In the same vein, while quick to accuse and then indict Karadzich and General Mladich for committing war crimes, with both men making themselves available for interviews by adversarial Western journalists, correspondents have made little or no effort to confront such figures on the other ethnic sides as Dario Kordic, a Bosnian Croat indicted for the slaughter in 1993 of scores of Muslim villagers in the Lashva Valley, or Naser Orich, the young commander of Muslim forces in Srebrenica, accused of atrocities against Serb villagers in 1992, 1993, 1994, and 1995. Both are at large in Bosnia and Herzegovina.

Clearly, many years will pass before fact can be separated from fiction in the tallying of atrocities on all three sides - Serb, Muslim, and Croat - in Bosnia and Herzegovina.

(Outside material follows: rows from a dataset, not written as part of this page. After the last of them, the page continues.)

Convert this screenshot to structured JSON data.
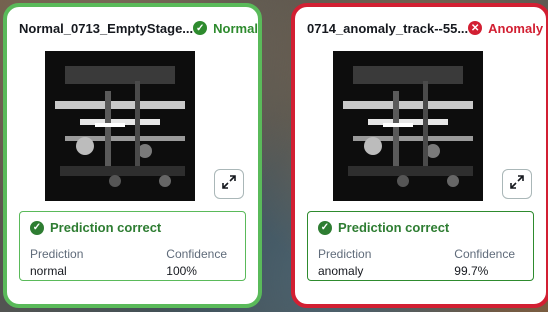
{
  "cards": [
    {
      "filename": "Normal_0713_EmptyStage...",
      "status_label": "Normal",
      "status_icon": "check-circle-icon",
      "status_color": "#2e8b2e",
      "border_color": "#5aba5a",
      "result_label": "Prediction correct",
      "prediction_header": "Prediction",
      "prediction_value": "normal",
      "confidence_header": "Confidence",
      "confidence_value": "100%"
    },
    {
      "filename": "0714_anomaly_track--55...",
      "status_label": "Anomaly",
      "status_icon": "x-circle-icon",
      "status_color": "#d21f32",
      "border_color": "#d21f32",
      "result_label": "Prediction correct",
      "prediction_header": "Prediction",
      "prediction_value": "anomaly",
      "confidence_header": "Confidence",
      "confidence_value": "99.7%"
    }
  ]
}
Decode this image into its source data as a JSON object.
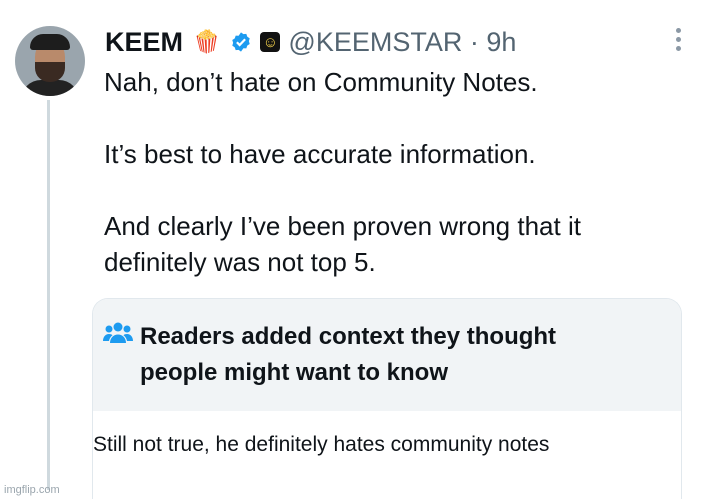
{
  "tweet": {
    "display_name": "KEEM",
    "name_emoji": "🍿",
    "verified_icon": "verified-badge-icon",
    "handle_emoji": "☺",
    "handle": "@KEEMSTAR · 9h",
    "lines": [
      "Nah, don’t hate on Community Notes.",
      "It’s best to have accurate information.",
      "And clearly I’ve been proven wrong that it",
      "definitely was not top 5."
    ]
  },
  "community_note": {
    "icon": "people-icon",
    "title_line1": "Readers added context they thought",
    "title_line2": "people might want to know",
    "body": "Still not true, he definitely hates community notes"
  },
  "watermark": "imgflip.com",
  "colors": {
    "accent": "#1d9bf0",
    "secondary_text": "#536471",
    "note_bg": "#f1f4f6"
  }
}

The immediate prospect for the region as the North Atlantic Treaty Organization assembles its force of sixty thousand would appear to be peaceful. None of the three parties of the Bosnian civil war has the slightest intention of tangling with heav ily armed peacekeepers. So aside from the occasional agents provocateurs, one can expect calm as long as the foreign troops are on the ground. But it would be foolish to expect the Balkan kaleidoscope to stop turning.

Franjo Tudjman's vision of a Greater Croatia is well known, from his private talks with Miloshevich in March 1991 and from the map he drew on a napkin for Paddy Ashdown, the British parliamentarian, in May 1995, chopping out a large part of Bosnia and Herzegovina for his Croatia. Similarly, Alija Izetbegovich has made no secret of his long-time ambition for a Muslim-dominated Bosnia-Herzegovina - "even if it takes twenty-five years of fighting." Past performance would indicate that neither the United States under Bill Clinton nor the country under his successor will have the power to restrain the ultimate ambitions of either its Croat or Muslim allies.

The only party that seems to lack territorial ambitions at this stage and is most amenable to United States influence is the impoverished, isolated, and war-weary Serbia.

At this stage, there appears to be no planning whatsoever for the period after NATO troops depart at the end of 1996. It is hard to imagine that there will be much enthusiasm among Americans - or Western Europeans - to finance a post-NATO peacekeeping force for Bosnia. Hard to imagine, too, that peace will hold without the forces from outside.

Skepticism is not a common American trait, but skepticism is warranted here.


(1) See Colonel Demurenko, interview, Itar-Tass, 30 August 1995; also "Serbs 'Not Guilty' of Massacre," Sunday Times (London), 1 October 1995; also "Bosnia's Bombers," Nation, 2 October 1995.

David Binder is a Washington-based correspondent of the New York Times.